Published
Business professionals will join Emory & Henry College students this summer for a course that will suggest how blockchain technology can help entrepreneurs, ultimately aiding development in Southwest Virginia.
A collaboration between E&H’s School
of Business, InvestSWVA and William &
Mary’s Global Research Institute, the course will demystify the fundamentals of a technology with far-reaching applications for the region, says E&H Business Dean Emmett P. Tracy.
“A lot of people hear the term ‘blockchain’ and think it is something elusive or wrapped in a technology that’s inaccessible,” he says. But the five-week course beginning June 21 won’t require any technical expertise from students.
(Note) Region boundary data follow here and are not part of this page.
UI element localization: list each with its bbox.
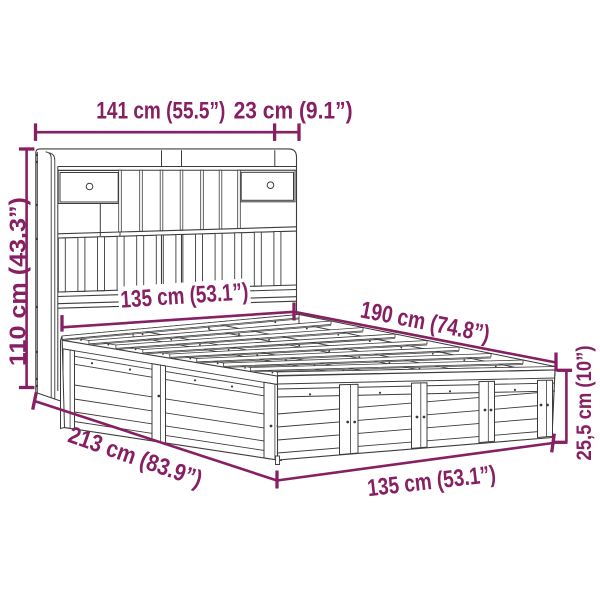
svg-text:23 cm (9.1”): 23 cm (9.1”) xyxy=(234,98,353,125)
svg-text:110 cm (43.3”): 110 cm (43.3”) xyxy=(5,197,31,366)
svg-text:141 cm (55.5”): 141 cm (55.5”) xyxy=(96,98,225,125)
svg-text:25,5 cm (10”): 25,5 cm (10”) xyxy=(573,346,596,461)
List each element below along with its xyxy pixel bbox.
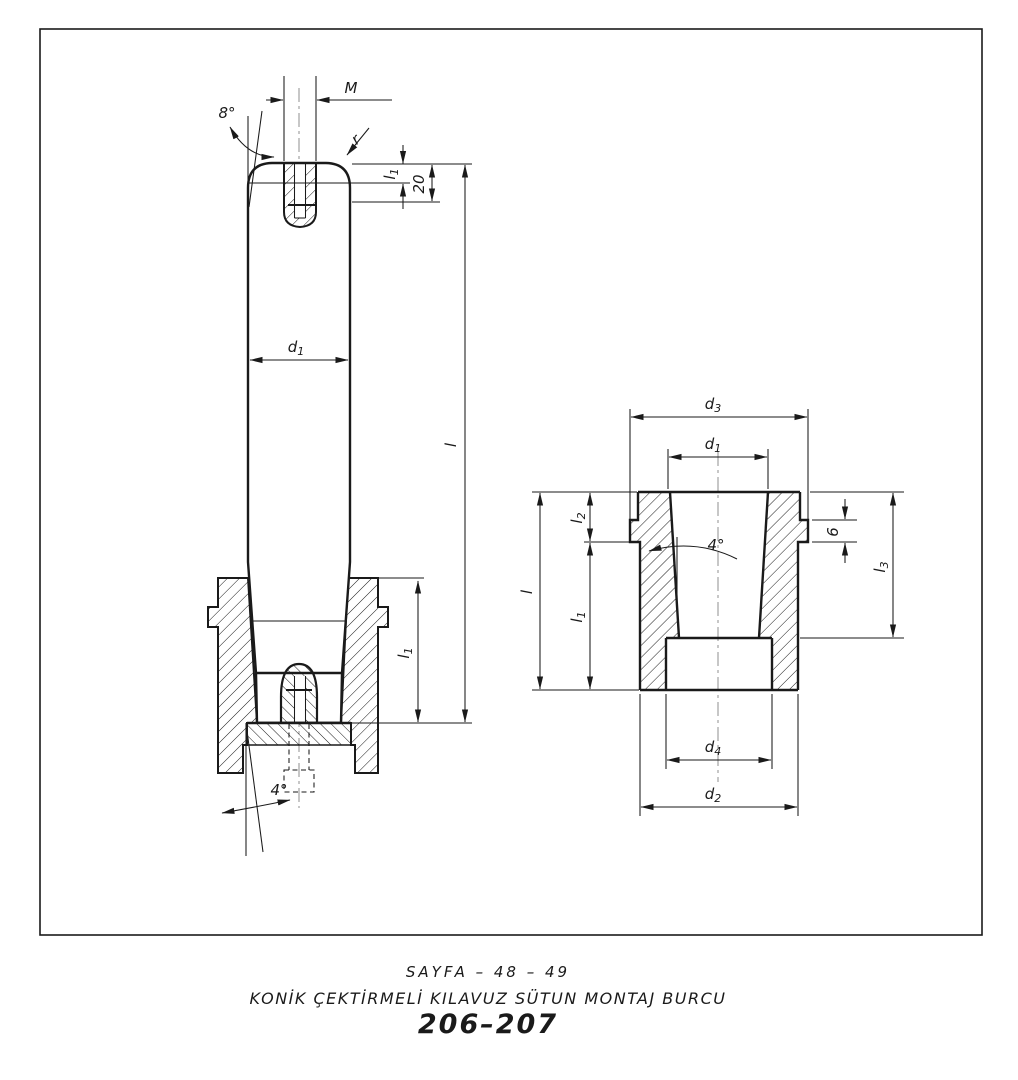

Blockchain, known for its association with cryptocurrency, is a technology for storing data in chronological “blocks” to form a transparent and immutable chain of transactions.
The course will be taught by Troy Wiipongwii, affiliated faculty member with the W&M Global Research Institute. He plans to discuss entrepreneurial applications such as how to set up a “smart” contract, which uses a program that automatically executes an agreement when terms are met. He’ll also emphasize the added security resulting from the built-in transparency of a blockchain’s shared data collection.
With traditional databases, he says, “the protocol for how that information is set up and how it is tracked and traced is still very much behind the scenes.”
InvestSWVA Director Will Payne says the course traces its origins to Project Thoroughbred, an effort to make the region the Virginia craft beer industry’s primary source of specialty grains. Blockchain technology would provide supply chain transparency to show breweries they can buy “the best grain” closer to home, Payne says. The project plans to use blockchain to track 82 acres of barley to be harvested this summer, he says.
Payne, vice rector of the W&M board of visitors, spoke as he was on a road trip with Wiipongwii and Will Clear, Virginia Department of Energy’s deputy director, to a waste coal pile to consider ways blockchain might help the state’s effort to identify and reclaim such sites. Blockchain could be used to track the location, size and attributes of each pile, Payne says.
“We see lots of opportunity to create blockchain use in the energy space,” Clear says. “We think that development or redevelopment of southwestern Virginia is really about energy and agriculture at the entrepreneurial level.”